I'm not alone in this feeling. Many folks are getting "churched out," as I like to say. They're tired of the institutional grind that seems to forget the heart of the Christian message—love, kindness, and community. Instead of sitting in pews, they're rolling up their sleeves and doing God's work directly. They're out in the community, volunteering at charities, helping where the need is greatest, living their faith through action.

I know this because wherever I go—whether I'm taking a stroll through the woods or just out and about—I end up talking to people about this very shift. There's a real movement of people who are finding their spiritual fulfilment outside traditional church walls. Nature often becomes our contemplative escape; the open sky, a vaulted ceiling that inspires more awe than any stained glass ever could.

This isn't about abandoning faith. Far from it. It's about rediscovering it in its most basic and beautiful form. It's about going back to what Christianity was all about in the beginning: not the trappings or the power structures, but the simple, profound act of loving and serving others.

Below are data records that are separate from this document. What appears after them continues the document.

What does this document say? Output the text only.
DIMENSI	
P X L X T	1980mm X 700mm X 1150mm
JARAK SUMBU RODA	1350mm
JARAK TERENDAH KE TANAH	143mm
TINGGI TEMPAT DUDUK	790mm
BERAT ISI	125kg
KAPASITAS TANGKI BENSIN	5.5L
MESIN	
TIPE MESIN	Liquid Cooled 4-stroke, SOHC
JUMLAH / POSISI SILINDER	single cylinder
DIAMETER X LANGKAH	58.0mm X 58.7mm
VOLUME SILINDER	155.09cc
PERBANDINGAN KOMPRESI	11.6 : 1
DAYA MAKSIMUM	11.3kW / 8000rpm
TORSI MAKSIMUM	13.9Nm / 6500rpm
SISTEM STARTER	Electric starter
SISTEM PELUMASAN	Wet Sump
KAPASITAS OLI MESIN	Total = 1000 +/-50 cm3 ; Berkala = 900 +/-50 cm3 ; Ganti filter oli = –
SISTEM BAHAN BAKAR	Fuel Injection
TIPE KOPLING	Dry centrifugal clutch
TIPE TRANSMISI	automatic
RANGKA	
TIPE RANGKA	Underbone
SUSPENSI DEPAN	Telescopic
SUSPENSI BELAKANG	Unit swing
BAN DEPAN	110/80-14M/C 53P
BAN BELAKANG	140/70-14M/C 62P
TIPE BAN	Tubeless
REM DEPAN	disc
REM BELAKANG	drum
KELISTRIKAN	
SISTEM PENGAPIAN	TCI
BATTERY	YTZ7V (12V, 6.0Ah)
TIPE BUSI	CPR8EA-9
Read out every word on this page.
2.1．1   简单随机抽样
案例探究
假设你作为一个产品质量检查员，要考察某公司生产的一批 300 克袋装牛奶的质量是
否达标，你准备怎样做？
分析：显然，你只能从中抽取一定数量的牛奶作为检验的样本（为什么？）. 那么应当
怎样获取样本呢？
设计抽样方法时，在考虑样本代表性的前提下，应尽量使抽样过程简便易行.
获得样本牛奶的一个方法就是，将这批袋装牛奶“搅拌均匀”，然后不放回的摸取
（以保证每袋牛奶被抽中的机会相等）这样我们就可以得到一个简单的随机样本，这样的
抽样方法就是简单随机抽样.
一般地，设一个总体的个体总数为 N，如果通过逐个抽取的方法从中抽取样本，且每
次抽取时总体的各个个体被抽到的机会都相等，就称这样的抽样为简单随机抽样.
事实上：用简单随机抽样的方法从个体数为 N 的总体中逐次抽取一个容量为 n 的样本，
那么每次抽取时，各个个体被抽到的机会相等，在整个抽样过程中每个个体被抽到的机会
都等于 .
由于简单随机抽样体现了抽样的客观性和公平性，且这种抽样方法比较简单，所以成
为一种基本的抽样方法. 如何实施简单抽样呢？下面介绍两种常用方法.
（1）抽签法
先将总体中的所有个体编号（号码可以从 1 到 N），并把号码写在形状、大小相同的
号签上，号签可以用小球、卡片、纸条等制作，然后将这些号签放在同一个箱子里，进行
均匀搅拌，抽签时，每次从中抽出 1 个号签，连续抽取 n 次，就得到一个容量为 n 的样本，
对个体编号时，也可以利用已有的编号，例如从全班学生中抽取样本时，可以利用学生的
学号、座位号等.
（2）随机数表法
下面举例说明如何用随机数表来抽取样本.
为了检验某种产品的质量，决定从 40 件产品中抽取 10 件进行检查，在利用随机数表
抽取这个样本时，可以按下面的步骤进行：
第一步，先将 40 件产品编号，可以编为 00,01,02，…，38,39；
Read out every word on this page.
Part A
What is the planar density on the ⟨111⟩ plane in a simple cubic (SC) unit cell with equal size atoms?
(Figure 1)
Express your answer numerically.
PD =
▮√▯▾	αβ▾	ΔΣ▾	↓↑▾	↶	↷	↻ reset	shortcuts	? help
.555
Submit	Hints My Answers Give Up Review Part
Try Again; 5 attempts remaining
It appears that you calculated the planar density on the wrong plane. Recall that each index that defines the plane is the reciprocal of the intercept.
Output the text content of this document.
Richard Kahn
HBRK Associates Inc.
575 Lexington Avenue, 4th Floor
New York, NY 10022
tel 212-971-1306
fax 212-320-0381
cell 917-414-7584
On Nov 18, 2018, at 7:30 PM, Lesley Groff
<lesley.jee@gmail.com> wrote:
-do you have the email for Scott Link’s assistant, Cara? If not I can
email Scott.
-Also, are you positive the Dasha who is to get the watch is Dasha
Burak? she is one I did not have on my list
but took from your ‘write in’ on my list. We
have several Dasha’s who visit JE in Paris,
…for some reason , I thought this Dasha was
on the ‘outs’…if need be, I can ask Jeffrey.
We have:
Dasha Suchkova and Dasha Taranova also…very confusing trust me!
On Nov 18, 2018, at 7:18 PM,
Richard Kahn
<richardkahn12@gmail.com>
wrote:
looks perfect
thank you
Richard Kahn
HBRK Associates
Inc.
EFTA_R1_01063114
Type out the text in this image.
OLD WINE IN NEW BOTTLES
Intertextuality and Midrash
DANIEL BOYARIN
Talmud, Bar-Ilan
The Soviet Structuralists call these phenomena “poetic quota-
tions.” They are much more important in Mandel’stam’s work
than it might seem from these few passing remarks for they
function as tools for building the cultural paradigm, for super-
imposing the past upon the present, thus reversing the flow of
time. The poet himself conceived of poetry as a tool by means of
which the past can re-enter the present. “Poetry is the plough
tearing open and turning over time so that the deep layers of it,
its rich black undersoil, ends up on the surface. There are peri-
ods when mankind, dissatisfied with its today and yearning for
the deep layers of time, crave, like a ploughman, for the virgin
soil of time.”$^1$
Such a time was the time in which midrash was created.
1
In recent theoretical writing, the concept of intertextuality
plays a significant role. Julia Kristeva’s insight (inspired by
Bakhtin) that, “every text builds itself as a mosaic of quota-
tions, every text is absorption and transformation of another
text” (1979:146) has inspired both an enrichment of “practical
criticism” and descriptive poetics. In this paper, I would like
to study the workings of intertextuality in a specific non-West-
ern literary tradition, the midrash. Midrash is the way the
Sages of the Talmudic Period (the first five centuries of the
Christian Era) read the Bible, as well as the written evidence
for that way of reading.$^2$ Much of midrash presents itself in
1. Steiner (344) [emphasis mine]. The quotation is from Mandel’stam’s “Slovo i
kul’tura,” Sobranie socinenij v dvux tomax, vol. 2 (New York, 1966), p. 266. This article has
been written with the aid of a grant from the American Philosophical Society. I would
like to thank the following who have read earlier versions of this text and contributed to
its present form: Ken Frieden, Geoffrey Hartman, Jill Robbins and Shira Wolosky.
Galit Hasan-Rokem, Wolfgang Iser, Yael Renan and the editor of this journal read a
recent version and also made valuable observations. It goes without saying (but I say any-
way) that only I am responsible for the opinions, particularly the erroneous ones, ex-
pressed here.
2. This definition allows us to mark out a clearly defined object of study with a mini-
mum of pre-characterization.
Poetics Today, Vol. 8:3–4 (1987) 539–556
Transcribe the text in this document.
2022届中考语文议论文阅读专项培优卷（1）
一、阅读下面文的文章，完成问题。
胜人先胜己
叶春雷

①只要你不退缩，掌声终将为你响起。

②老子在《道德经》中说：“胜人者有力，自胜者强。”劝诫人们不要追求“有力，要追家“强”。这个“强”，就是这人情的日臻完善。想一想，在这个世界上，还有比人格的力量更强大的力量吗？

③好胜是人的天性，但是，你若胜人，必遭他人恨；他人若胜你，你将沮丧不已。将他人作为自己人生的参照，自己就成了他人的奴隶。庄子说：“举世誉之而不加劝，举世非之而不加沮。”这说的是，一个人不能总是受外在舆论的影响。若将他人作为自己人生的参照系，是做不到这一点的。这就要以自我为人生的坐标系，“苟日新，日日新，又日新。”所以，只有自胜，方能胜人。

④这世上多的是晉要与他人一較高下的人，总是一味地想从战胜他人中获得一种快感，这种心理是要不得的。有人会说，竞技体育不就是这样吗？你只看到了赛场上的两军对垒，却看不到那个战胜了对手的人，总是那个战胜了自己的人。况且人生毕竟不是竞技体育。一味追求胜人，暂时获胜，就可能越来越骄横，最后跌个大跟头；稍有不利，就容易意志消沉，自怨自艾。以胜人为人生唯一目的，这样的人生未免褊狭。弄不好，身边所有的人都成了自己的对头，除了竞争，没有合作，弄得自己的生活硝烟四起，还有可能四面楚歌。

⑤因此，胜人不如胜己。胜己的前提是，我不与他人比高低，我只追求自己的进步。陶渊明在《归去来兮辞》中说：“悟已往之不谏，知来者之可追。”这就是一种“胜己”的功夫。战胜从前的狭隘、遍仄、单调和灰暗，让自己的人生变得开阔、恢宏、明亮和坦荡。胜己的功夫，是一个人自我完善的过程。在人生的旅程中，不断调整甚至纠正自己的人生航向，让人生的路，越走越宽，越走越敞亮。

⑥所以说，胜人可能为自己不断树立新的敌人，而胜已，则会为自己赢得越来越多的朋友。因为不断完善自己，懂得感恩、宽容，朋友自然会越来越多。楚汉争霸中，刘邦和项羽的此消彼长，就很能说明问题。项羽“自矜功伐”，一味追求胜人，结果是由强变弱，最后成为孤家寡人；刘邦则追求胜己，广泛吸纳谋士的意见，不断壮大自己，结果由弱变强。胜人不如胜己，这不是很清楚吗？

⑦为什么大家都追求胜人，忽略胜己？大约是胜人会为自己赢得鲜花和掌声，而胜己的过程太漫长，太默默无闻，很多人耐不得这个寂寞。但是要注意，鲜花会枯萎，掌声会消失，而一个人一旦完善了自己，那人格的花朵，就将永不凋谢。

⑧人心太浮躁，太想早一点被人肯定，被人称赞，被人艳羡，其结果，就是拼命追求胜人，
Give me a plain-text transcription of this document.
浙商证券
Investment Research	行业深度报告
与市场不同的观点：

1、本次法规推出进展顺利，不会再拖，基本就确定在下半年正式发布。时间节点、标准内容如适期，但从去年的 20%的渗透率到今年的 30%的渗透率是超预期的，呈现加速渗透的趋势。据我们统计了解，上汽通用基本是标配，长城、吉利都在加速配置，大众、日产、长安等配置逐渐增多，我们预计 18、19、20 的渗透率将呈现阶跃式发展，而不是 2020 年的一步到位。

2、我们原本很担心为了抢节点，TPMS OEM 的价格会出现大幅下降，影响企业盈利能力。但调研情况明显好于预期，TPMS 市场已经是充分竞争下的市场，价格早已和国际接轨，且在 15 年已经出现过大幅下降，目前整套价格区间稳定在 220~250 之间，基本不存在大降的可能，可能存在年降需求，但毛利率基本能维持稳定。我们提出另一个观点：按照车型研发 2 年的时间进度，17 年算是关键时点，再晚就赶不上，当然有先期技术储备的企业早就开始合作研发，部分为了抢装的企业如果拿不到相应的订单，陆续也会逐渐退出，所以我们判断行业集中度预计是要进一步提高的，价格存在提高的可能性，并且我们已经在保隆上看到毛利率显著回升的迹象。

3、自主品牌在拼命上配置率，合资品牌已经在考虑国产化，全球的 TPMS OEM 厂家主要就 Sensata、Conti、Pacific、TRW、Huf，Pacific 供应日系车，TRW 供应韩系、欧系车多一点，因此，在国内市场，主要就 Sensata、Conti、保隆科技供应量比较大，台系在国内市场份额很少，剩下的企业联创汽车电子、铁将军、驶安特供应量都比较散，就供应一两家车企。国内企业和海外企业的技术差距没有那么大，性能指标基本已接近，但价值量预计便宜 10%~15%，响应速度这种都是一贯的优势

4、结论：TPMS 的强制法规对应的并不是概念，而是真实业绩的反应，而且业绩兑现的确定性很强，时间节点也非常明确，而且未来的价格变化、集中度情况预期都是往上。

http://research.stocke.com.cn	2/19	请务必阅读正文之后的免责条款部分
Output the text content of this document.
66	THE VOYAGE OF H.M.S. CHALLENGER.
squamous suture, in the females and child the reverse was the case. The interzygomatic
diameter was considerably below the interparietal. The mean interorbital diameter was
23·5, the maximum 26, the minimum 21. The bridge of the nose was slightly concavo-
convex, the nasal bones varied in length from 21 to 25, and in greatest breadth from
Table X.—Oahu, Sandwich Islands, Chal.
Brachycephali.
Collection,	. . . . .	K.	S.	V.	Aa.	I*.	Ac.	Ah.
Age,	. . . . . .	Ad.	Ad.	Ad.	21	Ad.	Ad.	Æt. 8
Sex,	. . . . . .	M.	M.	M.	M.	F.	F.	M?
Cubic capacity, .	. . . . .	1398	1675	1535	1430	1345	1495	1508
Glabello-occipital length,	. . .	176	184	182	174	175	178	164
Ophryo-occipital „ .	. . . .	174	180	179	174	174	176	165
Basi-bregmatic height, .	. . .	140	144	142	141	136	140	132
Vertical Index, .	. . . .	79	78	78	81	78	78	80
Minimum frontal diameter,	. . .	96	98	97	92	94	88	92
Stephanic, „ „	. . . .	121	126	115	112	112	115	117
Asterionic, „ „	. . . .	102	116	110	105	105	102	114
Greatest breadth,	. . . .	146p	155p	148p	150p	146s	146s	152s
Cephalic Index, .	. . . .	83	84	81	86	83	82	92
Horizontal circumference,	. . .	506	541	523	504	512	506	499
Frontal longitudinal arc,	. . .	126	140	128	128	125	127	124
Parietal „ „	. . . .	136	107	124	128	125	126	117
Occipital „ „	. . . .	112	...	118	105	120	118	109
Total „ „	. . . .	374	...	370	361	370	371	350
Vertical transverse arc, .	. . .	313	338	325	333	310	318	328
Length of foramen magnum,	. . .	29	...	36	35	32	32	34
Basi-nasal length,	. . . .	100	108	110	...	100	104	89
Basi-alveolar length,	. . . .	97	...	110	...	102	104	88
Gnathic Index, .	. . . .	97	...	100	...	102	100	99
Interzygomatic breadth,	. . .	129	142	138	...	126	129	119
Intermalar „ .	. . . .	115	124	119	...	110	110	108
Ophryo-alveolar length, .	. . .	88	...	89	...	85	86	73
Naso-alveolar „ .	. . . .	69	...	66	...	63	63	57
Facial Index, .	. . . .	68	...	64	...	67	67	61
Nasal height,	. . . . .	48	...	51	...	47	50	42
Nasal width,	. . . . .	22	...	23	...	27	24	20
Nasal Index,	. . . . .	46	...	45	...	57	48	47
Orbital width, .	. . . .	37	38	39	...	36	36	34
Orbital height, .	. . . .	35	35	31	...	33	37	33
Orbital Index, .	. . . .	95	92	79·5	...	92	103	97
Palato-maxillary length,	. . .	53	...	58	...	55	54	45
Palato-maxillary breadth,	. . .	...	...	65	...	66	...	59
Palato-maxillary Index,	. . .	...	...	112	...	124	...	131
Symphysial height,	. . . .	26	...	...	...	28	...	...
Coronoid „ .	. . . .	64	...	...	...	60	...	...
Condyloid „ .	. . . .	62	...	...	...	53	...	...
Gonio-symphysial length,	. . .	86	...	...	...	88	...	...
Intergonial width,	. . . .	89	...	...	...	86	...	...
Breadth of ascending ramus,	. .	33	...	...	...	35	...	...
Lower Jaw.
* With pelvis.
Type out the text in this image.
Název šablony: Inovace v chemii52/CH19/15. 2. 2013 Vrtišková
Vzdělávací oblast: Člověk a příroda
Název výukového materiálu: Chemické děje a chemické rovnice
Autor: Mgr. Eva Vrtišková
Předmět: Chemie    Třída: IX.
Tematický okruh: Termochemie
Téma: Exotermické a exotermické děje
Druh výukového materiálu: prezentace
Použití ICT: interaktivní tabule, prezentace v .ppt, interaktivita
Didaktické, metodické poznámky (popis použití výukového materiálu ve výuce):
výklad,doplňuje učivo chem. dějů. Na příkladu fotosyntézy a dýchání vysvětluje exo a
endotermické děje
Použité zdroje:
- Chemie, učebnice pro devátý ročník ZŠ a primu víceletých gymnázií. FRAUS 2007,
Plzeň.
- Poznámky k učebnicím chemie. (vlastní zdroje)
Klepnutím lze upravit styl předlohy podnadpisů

So, even though it might look like the UK is turning secular, I think it's more accurate to say that spirituality is just changing its address. It's moving out of the old structures and into the streets, Online meetings, into the homes, into the places where people really live their lives. And I find that incredibly hopeful. Because no matter where we are—surrounded by nature or just doing our bit in our corner of the world—we're part of a community of believers walking this path together, sharing and rediscovering what faith really means in the process.